Déterritorialisation/reterritorialisation : système d’acteurs et réagencements spatiaux dans le Pays de Bitche

Déterritorialisation/reterritorialisation : système d’acteurs et réagencements spatiaux dans le Pays de Bitche

Deterritorialization/Reterritorialization: Actor Systems and Spatial Reconfigurations in the Pays de Bitche

2026 OHM Project Bitche County OHM

Leader : Calenge Pierric

Project leader’s laboratory : LOTERR
Full address of laboratory : Campus Lettres et Sciences Humaines, 23 boulevard Albert Ier

Disciplines :

Biologie environnementale, écologie et évolution Institutions, gouvernance et systèmes juridiques Le monde social et sa diversité Cultures et production culturelle Étude du passé humain Mobilité humaine, environnement et espace

Abstract :

Le Pays de Bitche est historiquement en position de confins, structuré essentiellement par sa position frontalière en tant que territoire de défense. Des marqueurs plus ou moins spectaculaires des ouvrages militaires d’époques variées parsèment le paysage. L’identité profonde du territoire reste marquée par ce passé militaire. L’emprise de la citadelle au cœur de la ville de Bitche, visuelle autant que matérielle, incarne cet héritage. Les départs de l’armée à partir du milieu des années 1990 provoquent une crise profonde d’un système territorial, organisé par les fonctions défensives et agencé principalement par l’armée selon ses contraintes et moyens propres. Ayant dû s’adapter aux contraintes de ce système, les collectivités locales doivent faire face désormais à la perte non seulement des fonctions militaires mais du « système périproductif » qui faisait le lien entre l’armée et les autres acteurs du territoire. Plus globalement, c’est l’ensemble des représentations des acteurs du territoire, des relations logistiques, des fonctions des équipements et des institutions qui sont bousculés par la démilitarisation du territoire. Le Pays de Bitche subit donc une déterritorialisation, au sens d’un abandon partiel du territoire par un acteur central (l’armée), entraînant une perte de sens pour toute une série de services et lieux agencés pour répondre aux besoins de l’armée et de ses personnels.
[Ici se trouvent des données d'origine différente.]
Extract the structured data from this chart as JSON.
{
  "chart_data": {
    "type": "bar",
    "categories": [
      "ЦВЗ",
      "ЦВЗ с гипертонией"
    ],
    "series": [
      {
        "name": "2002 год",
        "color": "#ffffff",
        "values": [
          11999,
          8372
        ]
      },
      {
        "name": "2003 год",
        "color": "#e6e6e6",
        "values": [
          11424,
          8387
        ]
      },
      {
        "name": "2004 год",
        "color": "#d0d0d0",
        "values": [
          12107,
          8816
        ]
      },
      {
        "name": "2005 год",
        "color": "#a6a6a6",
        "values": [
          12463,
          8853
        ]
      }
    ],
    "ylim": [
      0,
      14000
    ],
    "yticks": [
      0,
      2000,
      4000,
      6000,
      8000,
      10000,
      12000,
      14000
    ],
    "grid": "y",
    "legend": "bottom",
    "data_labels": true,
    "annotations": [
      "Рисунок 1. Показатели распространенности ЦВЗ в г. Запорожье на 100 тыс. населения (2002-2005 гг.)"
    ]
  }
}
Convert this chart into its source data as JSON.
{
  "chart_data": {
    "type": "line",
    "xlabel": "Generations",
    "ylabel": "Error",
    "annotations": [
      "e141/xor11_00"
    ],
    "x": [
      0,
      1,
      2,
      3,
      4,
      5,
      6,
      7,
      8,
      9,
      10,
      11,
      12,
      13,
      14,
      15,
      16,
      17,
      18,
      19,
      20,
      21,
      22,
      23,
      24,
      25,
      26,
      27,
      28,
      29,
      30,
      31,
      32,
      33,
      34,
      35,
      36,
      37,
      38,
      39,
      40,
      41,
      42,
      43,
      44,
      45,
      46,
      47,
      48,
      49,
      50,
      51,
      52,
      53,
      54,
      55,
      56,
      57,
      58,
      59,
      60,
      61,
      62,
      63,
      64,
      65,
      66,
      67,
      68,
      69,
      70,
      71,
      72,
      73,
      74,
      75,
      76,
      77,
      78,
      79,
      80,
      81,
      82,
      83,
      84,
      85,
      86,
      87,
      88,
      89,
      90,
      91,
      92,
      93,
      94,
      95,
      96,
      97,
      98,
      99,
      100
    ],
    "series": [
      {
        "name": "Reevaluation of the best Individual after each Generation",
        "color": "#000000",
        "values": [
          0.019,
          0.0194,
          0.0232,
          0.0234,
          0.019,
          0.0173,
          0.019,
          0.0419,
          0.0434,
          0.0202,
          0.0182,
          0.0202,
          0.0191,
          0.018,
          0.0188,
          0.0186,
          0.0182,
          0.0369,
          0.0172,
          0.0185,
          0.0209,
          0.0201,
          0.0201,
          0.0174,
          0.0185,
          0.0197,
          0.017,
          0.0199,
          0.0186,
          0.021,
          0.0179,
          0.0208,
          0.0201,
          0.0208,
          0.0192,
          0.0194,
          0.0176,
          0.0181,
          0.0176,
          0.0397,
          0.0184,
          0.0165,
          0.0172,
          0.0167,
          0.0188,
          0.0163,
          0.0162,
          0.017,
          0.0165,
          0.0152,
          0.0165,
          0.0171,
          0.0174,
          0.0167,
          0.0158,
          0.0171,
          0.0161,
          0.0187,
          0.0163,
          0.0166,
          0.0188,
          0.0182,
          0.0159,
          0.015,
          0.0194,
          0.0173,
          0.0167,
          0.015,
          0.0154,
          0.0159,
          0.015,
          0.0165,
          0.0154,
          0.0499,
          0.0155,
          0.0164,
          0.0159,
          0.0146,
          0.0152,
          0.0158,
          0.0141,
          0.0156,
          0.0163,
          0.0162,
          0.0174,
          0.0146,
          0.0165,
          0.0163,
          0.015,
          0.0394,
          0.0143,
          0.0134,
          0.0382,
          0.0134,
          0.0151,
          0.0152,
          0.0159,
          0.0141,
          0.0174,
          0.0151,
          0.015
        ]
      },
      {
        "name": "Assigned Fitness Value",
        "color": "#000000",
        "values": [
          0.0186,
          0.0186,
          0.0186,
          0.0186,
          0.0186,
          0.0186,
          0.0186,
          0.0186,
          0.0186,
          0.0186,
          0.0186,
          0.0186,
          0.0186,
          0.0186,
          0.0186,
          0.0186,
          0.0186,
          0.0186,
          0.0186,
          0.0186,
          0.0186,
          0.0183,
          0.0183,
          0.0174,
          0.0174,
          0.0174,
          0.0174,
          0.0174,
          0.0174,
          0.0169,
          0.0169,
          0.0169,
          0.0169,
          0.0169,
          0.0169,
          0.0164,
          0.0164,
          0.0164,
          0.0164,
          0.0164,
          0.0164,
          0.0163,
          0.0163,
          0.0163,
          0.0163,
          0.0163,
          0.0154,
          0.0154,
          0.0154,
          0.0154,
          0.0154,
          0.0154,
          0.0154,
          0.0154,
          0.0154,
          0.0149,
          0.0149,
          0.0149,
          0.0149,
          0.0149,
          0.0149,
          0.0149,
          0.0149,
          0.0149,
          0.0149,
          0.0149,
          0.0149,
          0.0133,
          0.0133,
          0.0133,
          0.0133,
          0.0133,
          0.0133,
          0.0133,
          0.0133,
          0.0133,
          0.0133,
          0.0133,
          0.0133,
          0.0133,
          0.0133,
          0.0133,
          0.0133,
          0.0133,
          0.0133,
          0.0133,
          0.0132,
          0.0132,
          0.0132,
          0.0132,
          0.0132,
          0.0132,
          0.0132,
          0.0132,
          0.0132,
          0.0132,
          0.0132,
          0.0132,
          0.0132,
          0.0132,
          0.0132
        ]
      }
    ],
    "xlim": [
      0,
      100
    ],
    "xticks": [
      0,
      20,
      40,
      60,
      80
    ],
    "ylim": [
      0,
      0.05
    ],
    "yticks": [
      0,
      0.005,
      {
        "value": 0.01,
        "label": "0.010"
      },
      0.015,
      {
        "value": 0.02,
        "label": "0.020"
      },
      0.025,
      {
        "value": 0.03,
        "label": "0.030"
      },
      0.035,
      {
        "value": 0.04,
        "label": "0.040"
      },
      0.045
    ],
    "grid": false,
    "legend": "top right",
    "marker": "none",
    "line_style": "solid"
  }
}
Se pose rapidement la question pour les acteurs locaux des stratégies de développement local, des compensations, et donc de la réinvention d’une territorialité. Dans ce cadre, peuvent être envisagés par exemple les nouveaux liens entre les habitants et l’armée. Dans une certaine mesure, les projets encore lointains d’instauration d’un service militaire volontaire posent la question du réemploi de la cité Teyssier, de son adaptabilité potentielle aux nouveaux besoins de l’armée.

Translated abstract :

The Bitche region has historically occupied a borderland position, shaped largely by its role as a frontier territory with a defensive function. More or less spectacular remnants of military structures from different periods dot the landscape. The region’s deep-rooted identity remains marked by this military past. The imposing presence of the citadel at the heart of the town of Bitche—both visually and physically—embodies this legacy. From the mid-1990s onward, the withdrawal of the military triggered a profound crisis in a territorial system that had been organized around defensive functions and structured primarily by the army according to its own constraints and resources. Closely tied to this system, local authorities found themselves confronting not only the loss of military functions but also the collapse of the “peri-productive system” that had linked the army with other local stakeholders. More broadly, the demilitarization of the territory disrupted the entire set of local actors’ perceptions, logistical relationships, and the roles of facilities and institutions. The Bitche region therefore experienced a process of deterritorialization, in the sense of a partial withdrawal by a central actor (the army), resulting in a loss of meaning for a whole range of services and places previously organized to meet the needs of the military and its personnel. This quickly raised, for local stakeholders, the issue of strategies for local development, compensation measures, and ultimately the reinvention of a new territorial identity. Within this framework, for example, new forms of interaction between local residents and the army can be considered. To some extent, the still distant plans to introduce a voluntary military service raise the question of the reuse of the Teyssier complex and its potential adaptability to the army’s new needs.